Même avis pour les mêmes raisons.
(L’amendement no 84 n’est pas adopté.)
M. le président
La parole est à M. Alexandre Sabatou, pour soutenir l’amendement no 56.
M. Alexandre Sabatou
La procédure proposée par le Gouvernement prévoit que les agents des douanes peuvent, à l’issue de la retenue douanière, dans un délai de trente jours à compter de la saisie du matériel informatique, effectuer une copie des données qu’il contient. Toutefois, la disposition ajoute une lourdeur procédurale inutile pour les douaniers, à savoir la nécessité d’obtenir une autorisation écrite et motivée du procureur de la République.

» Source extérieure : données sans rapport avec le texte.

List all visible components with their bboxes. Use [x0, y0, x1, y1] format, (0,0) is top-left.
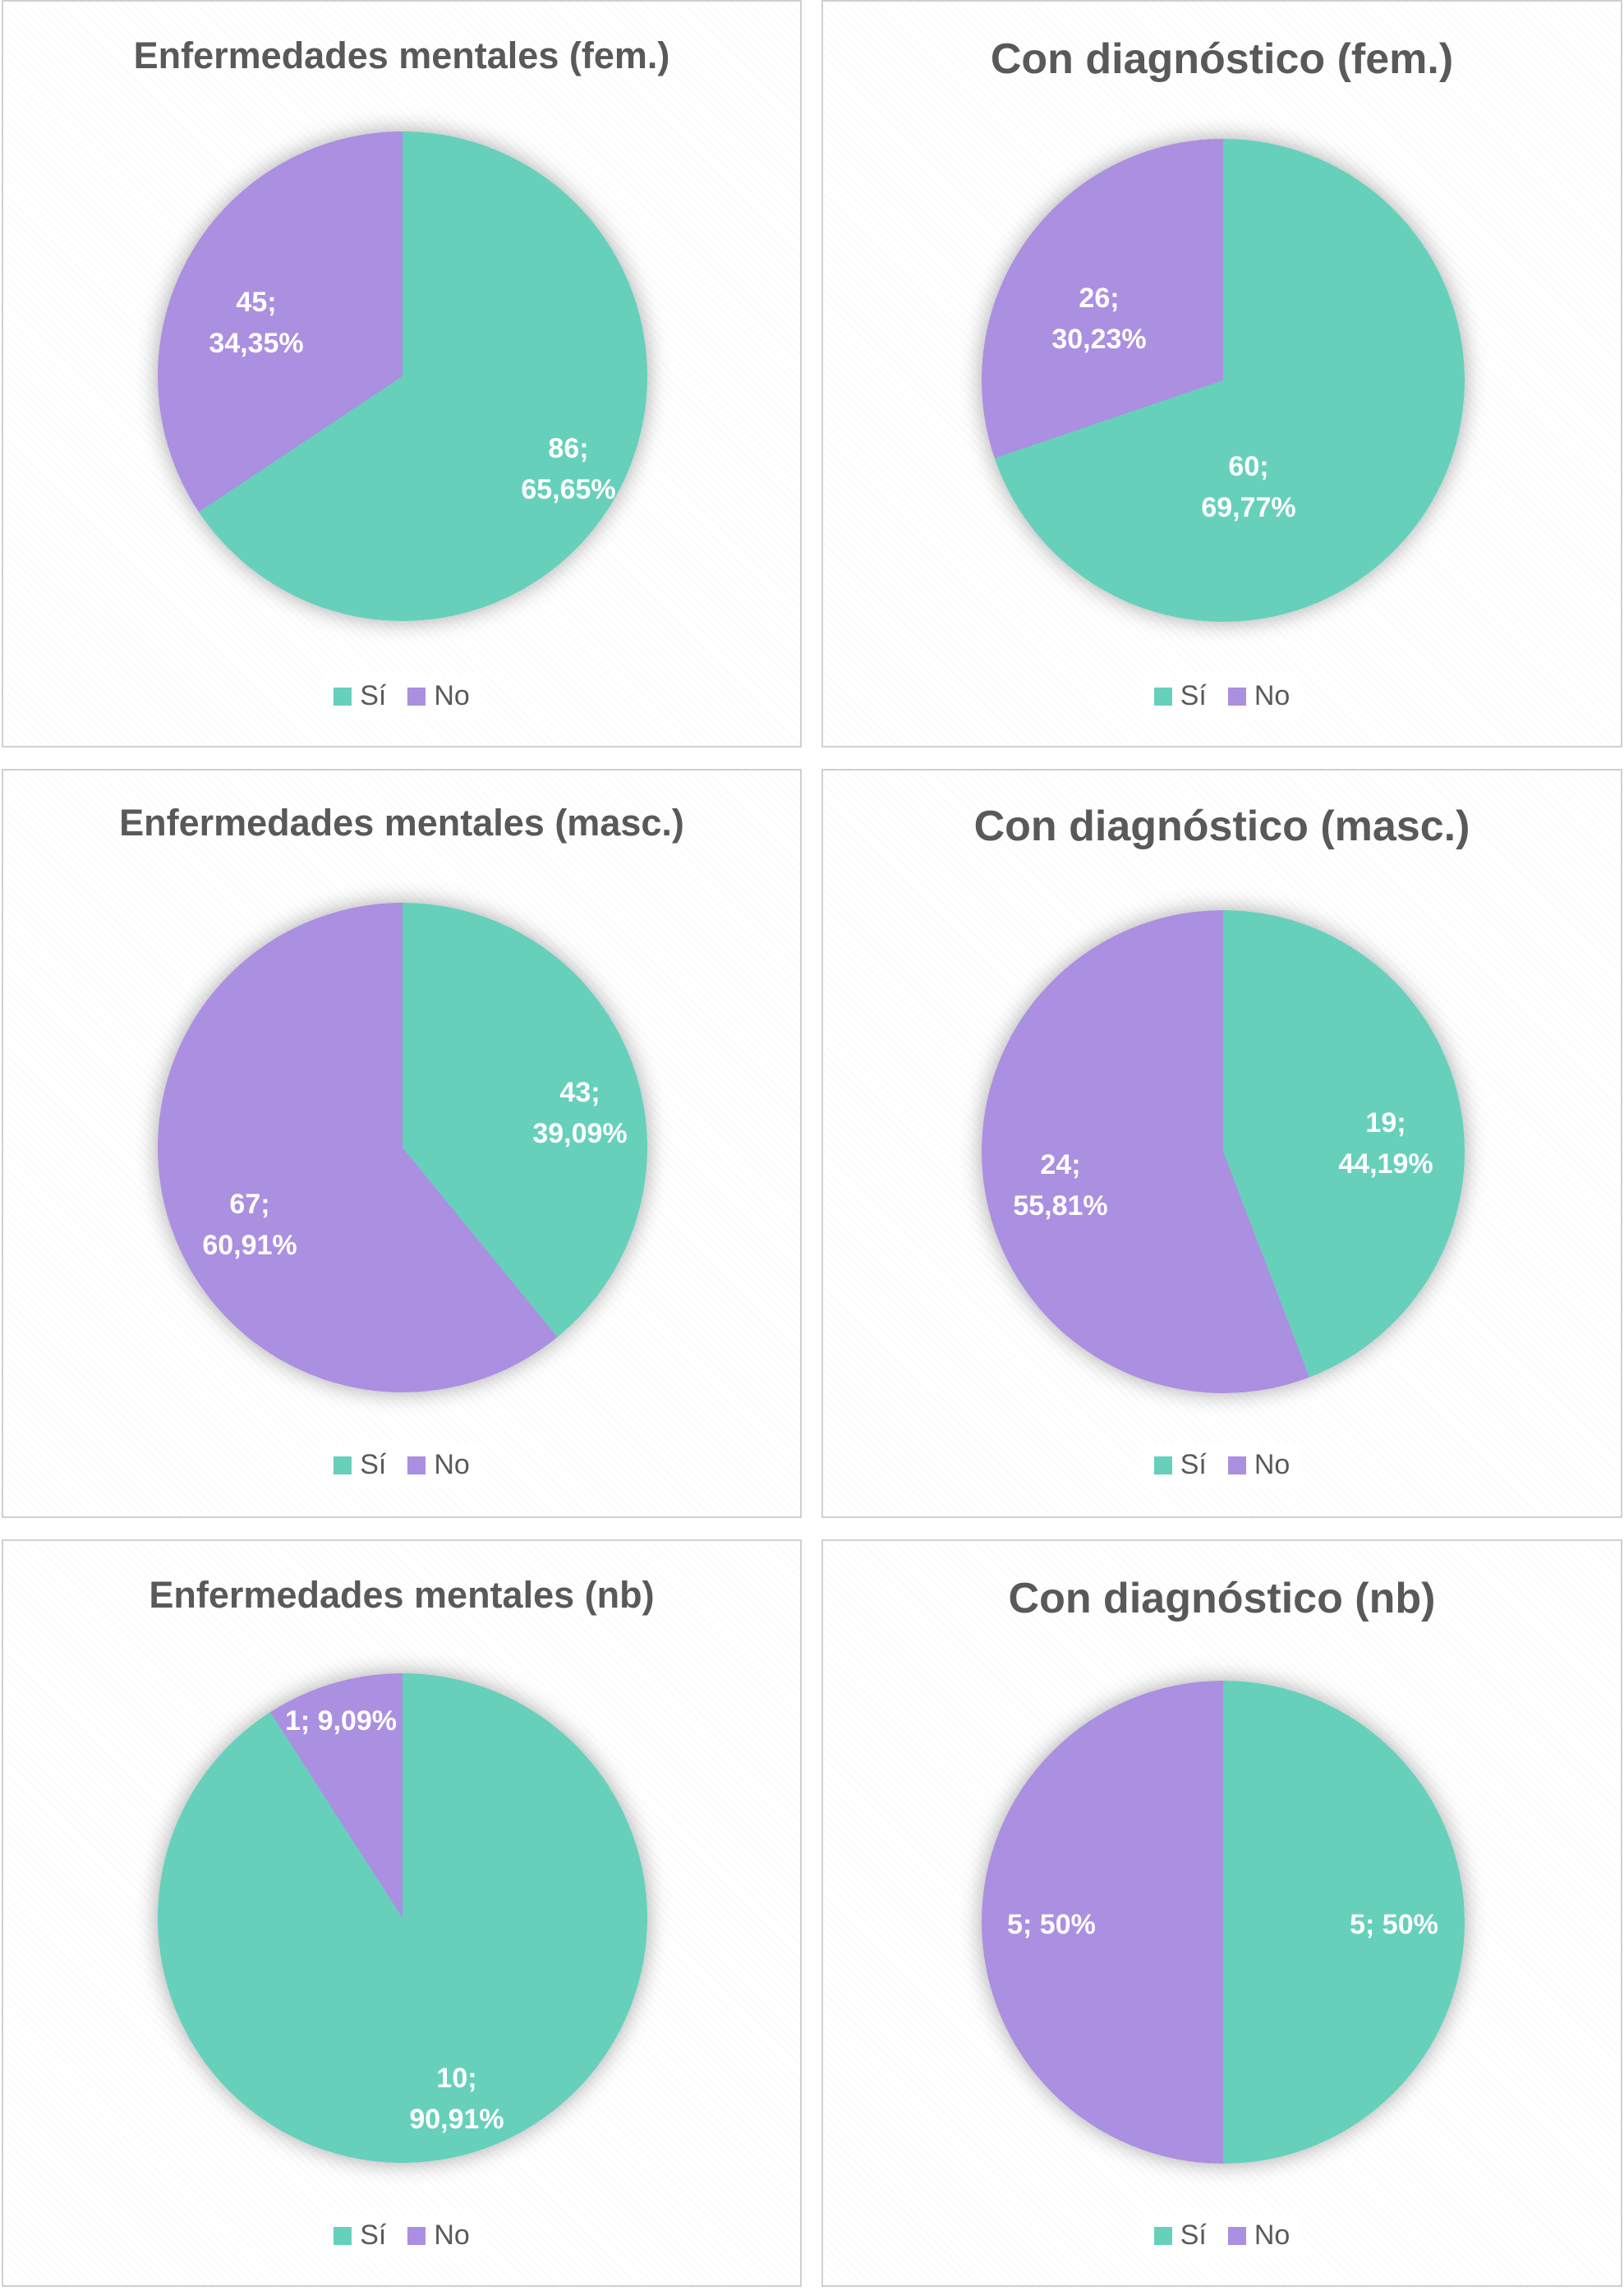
legend-item-no: No — [407, 1449, 470, 1481]
legend-swatch — [1153, 1456, 1172, 1474]
chart-legend: Sí No — [823, 1444, 1621, 1486]
data-label: 44,19% — [1338, 1148, 1433, 1180]
legend-label: No — [434, 1449, 470, 1480]
chart-legend: Sí No — [3, 675, 800, 717]
pie-slice-no — [269, 1673, 403, 1918]
chart-legend: Sí No — [3, 1444, 800, 1486]
data-label: 90,91% — [409, 2104, 504, 2135]
chart-legend: Sí No — [3, 2215, 800, 2256]
chart-panel-1: Enfermedades mentales (fem.) 86; 65,65% 45;… — [2, 0, 802, 748]
pie-slice-si — [198, 131, 647, 621]
pie-slice-no — [982, 1681, 1223, 2164]
legend-label: Sí — [360, 1449, 387, 1480]
legend-swatch — [1227, 2226, 1246, 2245]
chart-panel-4: Con diagnóstico (masc.) 19; 44,19% 24; 55,81… — [821, 769, 1622, 1518]
legend-label: No — [1254, 2220, 1290, 2251]
chart-panel-3: Enfermedades mentales (masc.) 43; 39,09% 67… — [2, 769, 802, 1518]
pie-slice-si — [1223, 1681, 1465, 2164]
legend-swatch — [334, 687, 352, 706]
data-label: 67; — [229, 1189, 269, 1220]
data-label: 86; — [548, 433, 588, 464]
chart-title: Enfermedades mentales (masc.) — [119, 802, 684, 844]
legend-swatch — [1227, 1456, 1246, 1474]
legend-swatch — [1227, 687, 1246, 706]
chart-legend: Sí No — [823, 675, 1621, 717]
legend-label: No — [1254, 680, 1290, 711]
legend-item-si: Sí — [1153, 2220, 1207, 2252]
legend-swatch — [1153, 687, 1172, 706]
pie-slice-si — [403, 903, 647, 1337]
legend-item-si: Sí — [334, 1449, 386, 1481]
legend-label: Sí — [360, 2220, 387, 2251]
legend-item-si: Sí — [1153, 680, 1207, 712]
data-label: 10; — [436, 2063, 476, 2094]
legend-swatch — [407, 2226, 426, 2245]
chart-panel-2: Con diagnóstico (fem.) 60; 69,77% 26; 30,23%… — [821, 0, 1622, 748]
legend-item-si: Sí — [1153, 1449, 1207, 1481]
legend-swatch — [334, 1456, 352, 1474]
legend-swatch — [407, 687, 426, 706]
legend-item-no: No — [1227, 1449, 1290, 1481]
legend-label: Sí — [360, 680, 387, 711]
data-label: 43; — [559, 1077, 600, 1108]
data-label: 24; — [1040, 1149, 1080, 1180]
pie-slice-no — [157, 903, 558, 1392]
legend-label: No — [434, 2220, 470, 2251]
legend-item-no: No — [407, 680, 470, 712]
legend-label: Sí — [1180, 680, 1207, 711]
legend-item-no: No — [1227, 2220, 1290, 2252]
data-label: 45; — [236, 287, 276, 318]
legend-label: Sí — [1180, 2220, 1207, 2251]
data-label: 30,23% — [1051, 324, 1146, 355]
data-label: 5; 50% — [1007, 1909, 1096, 1940]
data-label: 34,35% — [209, 328, 303, 359]
data-label: 60,91% — [202, 1230, 297, 1261]
pie-slice-si — [1223, 910, 1465, 1378]
legend-swatch — [1153, 2226, 1172, 2245]
pie-slice-no — [157, 131, 403, 513]
pie-slice-no — [982, 139, 1223, 458]
data-label: 1; 9,09% — [285, 1705, 397, 1737]
data-label: 26; — [1079, 283, 1119, 314]
chart-title: Con diagnóstico (nb) — [1008, 1575, 1436, 1622]
data-label: 19; — [1365, 1107, 1405, 1139]
legend-item-no: No — [407, 2220, 470, 2252]
pie-slice-no — [982, 910, 1310, 1394]
data-label: 5; 50% — [1350, 1909, 1438, 1940]
data-label: 39,09% — [532, 1118, 627, 1149]
pie-slice-si — [158, 1673, 648, 2164]
data-label: 69,77% — [1201, 492, 1295, 523]
data-label: 60; — [1228, 451, 1268, 482]
chart-title: Enfermedades mentales (nb) — [149, 1574, 655, 1616]
legend-item-no: No — [1227, 680, 1290, 712]
legend-item-si: Sí — [334, 680, 386, 712]
legend-label: No — [434, 680, 470, 711]
chart-title: Con diagnóstico (masc.) — [973, 803, 1470, 850]
legend-swatch — [407, 1456, 426, 1474]
legend-label: No — [1254, 1449, 1290, 1480]
data-label: 55,81% — [1013, 1190, 1107, 1221]
chart-legend: Sí No — [823, 2215, 1621, 2256]
legend-swatch — [334, 2226, 352, 2245]
chart-panel-5: Enfermedades mentales (nb) 10; 90,91% 1; 9,… — [2, 1539, 802, 2287]
legend-label: Sí — [1180, 1449, 1207, 1480]
data-label: 65,65% — [521, 474, 615, 505]
pie-slice-si — [994, 139, 1465, 623]
legend-item-si: Sí — [334, 2220, 386, 2252]
chart-title: Con diagnóstico (fem.) — [990, 35, 1454, 83]
chart-panel-6: Con diagnóstico (nb) 5; 50% 5; 50% Sí No — [821, 1539, 1622, 2287]
chart-title: Enfermedades mentales (fem.) — [133, 35, 670, 76]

Je me réjouis d’ailleurs que M. Reda, vice-président du groupe d’études relatif à la simplification administrative, soulève le même problème dans son amendement no 161. Il faut libérer les douaniers de toutes les lourdeurs qui entravent leur action afin de les rendre plus réactifs. (M. Pierrick Berteloot applaudit.)
M. le président
Quel est l’avis de la commission ?
Mme Nadia Hai, rapporteure
Votre amendement me semble aller trop loin dans l’assouplissement du dispositif. Nous parlons d’une copie de données informatiques effectuée après la retenue douanière, alors que la personne a été remise en liberté. Une telle procédure est certes très utile pour poursuivre les investigations sur certains dossiers, mais elle est dérogatoire et doit, à ce titre, être encadrée.
Vous évoquez l’amendement que M. Robin Reda présentera dans un instant ; celui-ci connaîtra un tout autre sort que le vôtre, sur lequel j’émets un avis défavorable.
M. le président
Quel est l’avis du Gouvernement ?
M. Gabriel Attal, ministre délégué
Nous sommes tous favorables à la simplification. Je vous invite à retirer votre amendement, monsieur Sabatou, au profit de celui de M. Reda qui supprime en effet l’exigence d’une autorisation écrite et motivée, simplifiant ainsi la procédure, alors que votre amendement substitue à l’autorisation une simple information, ce qui n’est pas conforme à nos intentions.
M. le président
La parole est à M. Alexandre Sabatou.
M. Alexandre Sabatou
Je ne vois pas en quoi informer le procureur poserait problème, monsieur le ministre délégué. L’article 9 prévoit non seulement une autorisation expresse du procureur de la République mais aussi l’obligation de la motiver ; j’imagine que le défaut de motivation du procureur pourra donc constituer un vice de procédure. Nous risquons de créer une usine à gaz, qui dissuadera les agents des douanes comme les procureurs à recourir au dispositif.
(L’amendement no 56 n’est pas adopté.)
M. le président
La parole est à M. Robin Reda, pour soutenir l’amendement no 161.
M. Robin Reda
L’idée n’est pas de simplifier pour simplifier. Dans le cadre d’une retenue douanière, il est procédé à une saisie de matériels, dont le procureur de la République est déjà informé par tout moyen, comme l’indique très clairement l’article 9, et à laquelle il peut s’opposer.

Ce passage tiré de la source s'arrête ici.